In short, that’s a lot. And credit should be given to these writers that they managed to remember all these plot threads and effectively tie all of them up in a neat little bow, perhaps too neat and in a very rushed fashion. It also didn’t help that the show, by its fifth episode, felt like it was running out of steam and was moving round in circles. The complaint of Season 1 of Picard’s being a guest star in his own show was still evident here, though the plot thread of his past and his relationship with Guinan, another Next Generation alumni, take up a lot of time. “Star Trek Picard” Season 2 proves that the efforts to serialize and make every season into a big complete epic, one with high stakes, is a hard task to accomplish. In the case of Star Trek, sometimes an approach to basics would be the best option, because Star Trek as a franchise is far more interested in exploration, in adventure, and at its best in philosophical and existential debates regarding humanity. Sure that is against the ethos of Star Trek to chart something new, but looking at Nu-Trek’s efforts, it is better to replicate basics and learn from there. At times in the rigmarole of the plot in “Star Trek: Picard” Season 2, you miss the soul of Star Trek. Star Trek has always been about extremely capable men and women at the top of their respective fields coming together to solve interesting, silly, and extremely incomprehensible problems, all in the auspices of a workplace drama that also mixes high-octane adventure and sci-fi weirdness. Emotional outbursts and soap-operatic exclamations, non-subtle expressions of innermost thoughts, or expressing those emotional, cathartic moments in self-important, pretentious double-speak, are very antithetical to Star Trek, but these are the bane of Nu-Trek’s existence, and Picard sadly hasn’t discarded them very effectively.

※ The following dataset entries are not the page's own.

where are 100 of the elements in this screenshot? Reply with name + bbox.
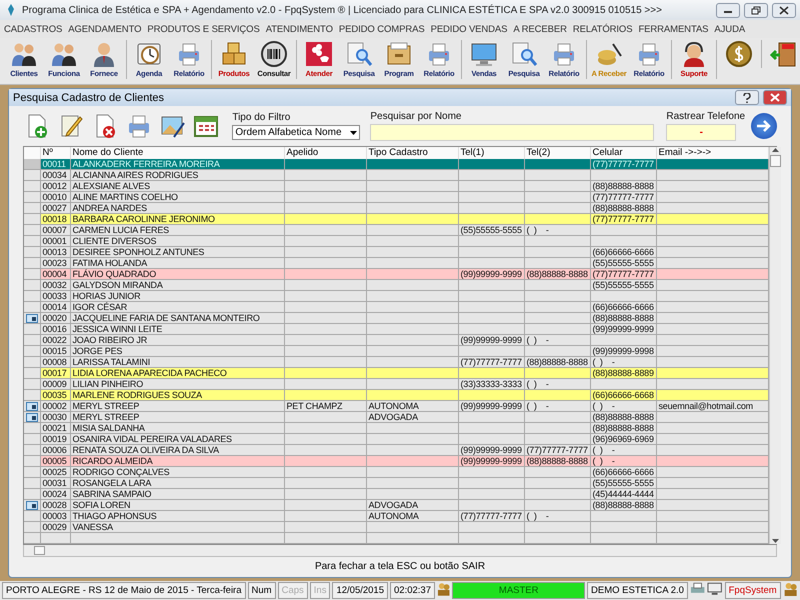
table-cell: (88)88888-8888 xyxy=(592,203,654,213)
column-header[interactable]: Nome do Cliente xyxy=(70,147,284,159)
help-icon xyxy=(743,92,751,102)
column-header[interactable]: Apelido xyxy=(284,147,366,159)
table-cell: 00033 xyxy=(42,291,67,301)
table-row[interactable]: 00023 FATIMA HOLANDA (55)55555-5555 xyxy=(24,258,768,268)
table-cell: (77)77777-7777 xyxy=(460,357,522,367)
table-cell: (99)99999-9999 xyxy=(460,335,522,345)
column-header[interactable]: Tel(1) xyxy=(458,147,524,159)
menu-item[interactable]: PEDIDO VENDAS xyxy=(430,24,508,34)
table-cell: 00007 xyxy=(42,225,67,235)
key-indicator: Num xyxy=(248,582,276,599)
table-row[interactable]: 00033 HORIAS JUNIOR xyxy=(24,290,768,302)
menu-item[interactable]: A RECEBER xyxy=(513,24,567,34)
right-arrow-icon xyxy=(756,119,772,133)
users-icon[interactable] xyxy=(782,582,798,596)
table-row[interactable]: 00020 JACQUELINE FARIA DE SANTANA MONTEIRO (88)88888-8888 xyxy=(24,312,768,324)
minimize-button[interactable] xyxy=(716,2,740,18)
table-row[interactable]: 00004 FLÁVIO QUADRADO (99)99999-9999 (88)88888-8888 (77)77777-7777 xyxy=(24,268,768,280)
menu-item[interactable]: PEDIDO COMPRAS xyxy=(338,24,425,34)
table-row[interactable]: 00028 SOFIA LOREN ADVOGADA (88)88888-8888 xyxy=(24,500,768,510)
table-row[interactable]: 00010 ALINE MARTINS COELHO (77)77777-7777 xyxy=(24,192,768,202)
table-row[interactable]: 00030 MERYL STREEP ADVOGADA (88)88888-8888 xyxy=(24,412,768,422)
table-row[interactable]: 00017 LIDIA LORENA APARECIDA PACHECO (88)88888-8889 xyxy=(24,368,768,378)
table-cell: RICARDO ALMEIDA xyxy=(72,456,153,466)
table-row[interactable]: 00019 OSANIRA VIDAL PEREIRA VALADARES (96)96969-6969 xyxy=(24,434,768,444)
table-row[interactable]: 00001 CLIENTE DIVERSOS xyxy=(24,236,768,246)
table-row[interactable]: 00003 THIAGO APHONSUS AUTONOMA (77)77777-7777 ( ) - xyxy=(24,510,768,522)
table-row[interactable]: 00007 CARMEN LUCIA FERES (55)55555-5555 ( ) - xyxy=(24,224,768,236)
table-cell: LARISSA TALAMINI xyxy=(72,357,150,367)
table-cell: THIAGO APHONSUS xyxy=(72,511,157,521)
table-row[interactable]: 00005 RICARDO ALMEIDA (99)99999-9999 (88)88888-8888 ( ) - xyxy=(24,456,768,466)
table-cell: ( ) - xyxy=(592,456,615,466)
table-row[interactable]: 00013 DESIREE SPONHOLZ ANTUNES (66)66666-6666 xyxy=(24,246,768,258)
table-row[interactable]: 00006 RENATA SOUZA OLIVEIRA DA SILVA (99)99999-9999 (77)77777-7777 ( ) - xyxy=(24,444,768,456)
table-cell: (66)66666-6666 xyxy=(592,247,654,257)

It’s a shame because the actors are giving it their all, elevating the mediocre writing to far better heights than given ample credit. Patrick Stewart is still as reliable as ever, but Allison Pill as Jurati and later as the possessed Borg Queen surprises you. She manages to differentiate the two sides of her personality very effectively. Similarly, Santiago Cabrera as Rios is very charming with his roguish self, his plot thread being predictable and running out of steam by the fourth episode notwithstanding. John De Lancie as Q is a far more violent version of the playful omnipotent being, but you can see shades of the old character within, and it is a joy to watch Stewart and De Lancie interact again. The same with Stewart and Goldberg as Guinan. Brent Spiner as Dr. Adam Soong is having a ball hamming it up as the secondary antagonist of the show, whose credits to the near future of Star Trek are far more sinister than we have come to expect.
It’s not a question of whether Star Trek as a franchise has become so radioactive it is unwatchable. Far from it, but it is a franchise whose DNA lies in its procedural roots and in methodical storytelling, with deeper themes underlying the present world view with varying levels of subtlety. More importantly, it is not a grimdark, violent action sci-fi akin to a military sci-fi property like Halo or even The Expanse. Trek is distinctive in its own right, and by revamping it to fit the mold of “not your daddy’s Star Trek,” it has run perilously close to losing its distinctive identity. While “Star Trek: Picard” Season 2 is definitely not as bad as the first season, with moments and important plot developments reverberating throughout the franchise, it is still nowhere near the best of what the older Star Trek TV shows and even the worst of the older movies had to offer. But I am a Star Trek fan, and optimism is my biggest flaw, so here’s hoping.
“Star Trek: Picard” is a 2020 Science Fiction Drama series streaming on Paramount+.